After cloning or downloading and unpacking, you might want to add to or adjust the code. An example might be Dockerfile
, specifically the installed packages.
docker build -f <path to repo folder>/Dockerfile.cpu -t scraping-database-generator-container:v0.1
docker run \
-it --net=host -p 7860:7860 --gpus all \
--mount type=bind,source=<my local text generation model folder>,target=/scraping-database-generator-container/machine_learning_models/GENERATION_MODELS \
--mount type=bind,source=<my local text embedding model folder>,target=/scraping-database-generator-container/machine_learning_models/EMBEDDING_MODELS \
--mount type=bind,source=<my local LoRA model folder>,target=/scraping-database-generator-container/machine_learning_models/LORAS \
--mount type=bind,source=<my local working data folder>,target=/scraping-database-generator-container/data \
"scraping-database-generator-container:v0.1"
Note, that mounting the four shared folders above is not mandatory but strongly recommended. Not linking these folders will result in potentially duplicate models and working data being downloaded into the docker container's folder structure and therefore will blow up the container size.

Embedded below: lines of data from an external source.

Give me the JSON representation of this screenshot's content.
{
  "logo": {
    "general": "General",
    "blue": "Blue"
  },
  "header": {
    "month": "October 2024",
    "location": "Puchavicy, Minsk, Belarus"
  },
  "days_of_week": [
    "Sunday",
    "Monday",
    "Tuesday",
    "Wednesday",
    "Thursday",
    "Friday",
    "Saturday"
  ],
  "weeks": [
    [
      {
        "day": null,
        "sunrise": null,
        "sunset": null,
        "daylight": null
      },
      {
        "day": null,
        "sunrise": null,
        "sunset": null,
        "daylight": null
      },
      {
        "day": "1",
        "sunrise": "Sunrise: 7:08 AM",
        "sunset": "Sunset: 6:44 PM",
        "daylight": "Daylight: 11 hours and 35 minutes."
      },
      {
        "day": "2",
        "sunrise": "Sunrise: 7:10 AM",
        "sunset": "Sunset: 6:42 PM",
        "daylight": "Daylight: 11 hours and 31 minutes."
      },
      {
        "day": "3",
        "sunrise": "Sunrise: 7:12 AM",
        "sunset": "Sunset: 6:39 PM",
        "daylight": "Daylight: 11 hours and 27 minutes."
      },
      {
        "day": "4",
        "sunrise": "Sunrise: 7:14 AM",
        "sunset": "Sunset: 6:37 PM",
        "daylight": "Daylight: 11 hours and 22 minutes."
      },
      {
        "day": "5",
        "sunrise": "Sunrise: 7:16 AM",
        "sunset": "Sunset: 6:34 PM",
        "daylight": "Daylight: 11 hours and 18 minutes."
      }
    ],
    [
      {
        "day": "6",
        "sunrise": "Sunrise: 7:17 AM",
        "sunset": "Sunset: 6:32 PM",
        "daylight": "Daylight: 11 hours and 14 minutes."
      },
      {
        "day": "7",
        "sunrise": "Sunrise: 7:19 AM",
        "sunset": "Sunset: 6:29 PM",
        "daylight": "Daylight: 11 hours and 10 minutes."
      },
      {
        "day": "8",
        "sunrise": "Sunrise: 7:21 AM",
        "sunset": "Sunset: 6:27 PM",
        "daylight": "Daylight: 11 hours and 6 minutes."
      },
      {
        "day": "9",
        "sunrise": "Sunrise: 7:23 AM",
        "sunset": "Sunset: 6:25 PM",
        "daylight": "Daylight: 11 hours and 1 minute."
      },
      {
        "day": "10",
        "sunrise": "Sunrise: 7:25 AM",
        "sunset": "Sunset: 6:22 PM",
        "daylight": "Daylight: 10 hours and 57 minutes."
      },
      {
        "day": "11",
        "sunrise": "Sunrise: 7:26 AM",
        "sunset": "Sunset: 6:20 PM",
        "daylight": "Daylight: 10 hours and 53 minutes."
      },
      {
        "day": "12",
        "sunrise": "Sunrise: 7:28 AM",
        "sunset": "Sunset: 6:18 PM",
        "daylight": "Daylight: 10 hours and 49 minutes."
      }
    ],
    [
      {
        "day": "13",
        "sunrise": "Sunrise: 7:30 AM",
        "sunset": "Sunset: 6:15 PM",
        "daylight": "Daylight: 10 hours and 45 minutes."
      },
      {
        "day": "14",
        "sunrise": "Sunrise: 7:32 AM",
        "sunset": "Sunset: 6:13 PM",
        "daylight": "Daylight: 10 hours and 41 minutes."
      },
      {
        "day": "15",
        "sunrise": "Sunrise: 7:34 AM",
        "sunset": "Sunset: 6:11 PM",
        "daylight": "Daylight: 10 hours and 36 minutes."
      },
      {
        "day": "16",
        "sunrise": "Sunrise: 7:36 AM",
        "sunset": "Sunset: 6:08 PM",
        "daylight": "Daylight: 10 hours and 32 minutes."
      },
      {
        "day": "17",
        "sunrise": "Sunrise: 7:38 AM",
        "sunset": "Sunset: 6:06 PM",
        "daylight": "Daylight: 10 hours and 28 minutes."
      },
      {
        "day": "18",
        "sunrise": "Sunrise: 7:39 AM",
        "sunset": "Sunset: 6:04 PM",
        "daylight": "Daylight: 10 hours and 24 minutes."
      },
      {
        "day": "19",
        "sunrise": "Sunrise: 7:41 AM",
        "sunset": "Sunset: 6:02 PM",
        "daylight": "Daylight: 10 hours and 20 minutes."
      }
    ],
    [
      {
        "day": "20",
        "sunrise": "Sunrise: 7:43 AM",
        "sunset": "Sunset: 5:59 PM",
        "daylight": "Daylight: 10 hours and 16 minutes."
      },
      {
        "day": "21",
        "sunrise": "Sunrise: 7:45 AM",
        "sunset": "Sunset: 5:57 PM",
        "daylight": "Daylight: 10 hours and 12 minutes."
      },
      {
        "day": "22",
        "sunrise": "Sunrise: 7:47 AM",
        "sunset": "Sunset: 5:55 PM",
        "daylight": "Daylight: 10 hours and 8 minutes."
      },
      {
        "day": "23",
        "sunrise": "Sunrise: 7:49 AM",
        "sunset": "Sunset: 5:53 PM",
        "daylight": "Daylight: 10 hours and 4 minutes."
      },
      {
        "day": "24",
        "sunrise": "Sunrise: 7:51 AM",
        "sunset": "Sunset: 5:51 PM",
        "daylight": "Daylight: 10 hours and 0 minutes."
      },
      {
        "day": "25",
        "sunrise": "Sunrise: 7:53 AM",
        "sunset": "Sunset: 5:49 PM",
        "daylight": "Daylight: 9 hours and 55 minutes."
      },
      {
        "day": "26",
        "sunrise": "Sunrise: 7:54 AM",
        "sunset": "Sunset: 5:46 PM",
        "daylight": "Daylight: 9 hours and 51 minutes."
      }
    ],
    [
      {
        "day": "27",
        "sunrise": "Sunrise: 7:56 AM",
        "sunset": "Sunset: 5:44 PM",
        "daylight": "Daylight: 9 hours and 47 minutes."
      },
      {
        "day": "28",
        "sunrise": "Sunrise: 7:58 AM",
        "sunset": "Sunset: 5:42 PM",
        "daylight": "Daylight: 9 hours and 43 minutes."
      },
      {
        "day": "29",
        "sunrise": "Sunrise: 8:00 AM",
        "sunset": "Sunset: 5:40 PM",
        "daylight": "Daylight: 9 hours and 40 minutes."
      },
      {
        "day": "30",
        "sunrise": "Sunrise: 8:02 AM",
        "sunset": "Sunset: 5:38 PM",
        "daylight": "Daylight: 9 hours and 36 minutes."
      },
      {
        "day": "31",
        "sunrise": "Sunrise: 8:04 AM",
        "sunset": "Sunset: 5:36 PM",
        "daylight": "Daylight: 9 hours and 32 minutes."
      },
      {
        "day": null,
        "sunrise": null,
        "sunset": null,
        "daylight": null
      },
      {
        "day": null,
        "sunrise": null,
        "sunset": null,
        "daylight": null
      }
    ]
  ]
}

Note, that you can also open a terminal by appending /bin/bash
to the command above. You will get to a terminal inside the running container. Afterwards you can start the explorer manually with bash run.sh
.
If you exit the container and it is stopped, you can use
docker ps --all
to retrieve the name of the scraping-database-generator-container:v0.1
container and rerun and interactively enter it with
docker restart <container name> && docker exec -it <container name> /bin/bash
Inside the docker container's shell, you can run the explorer again by using
bash run.sh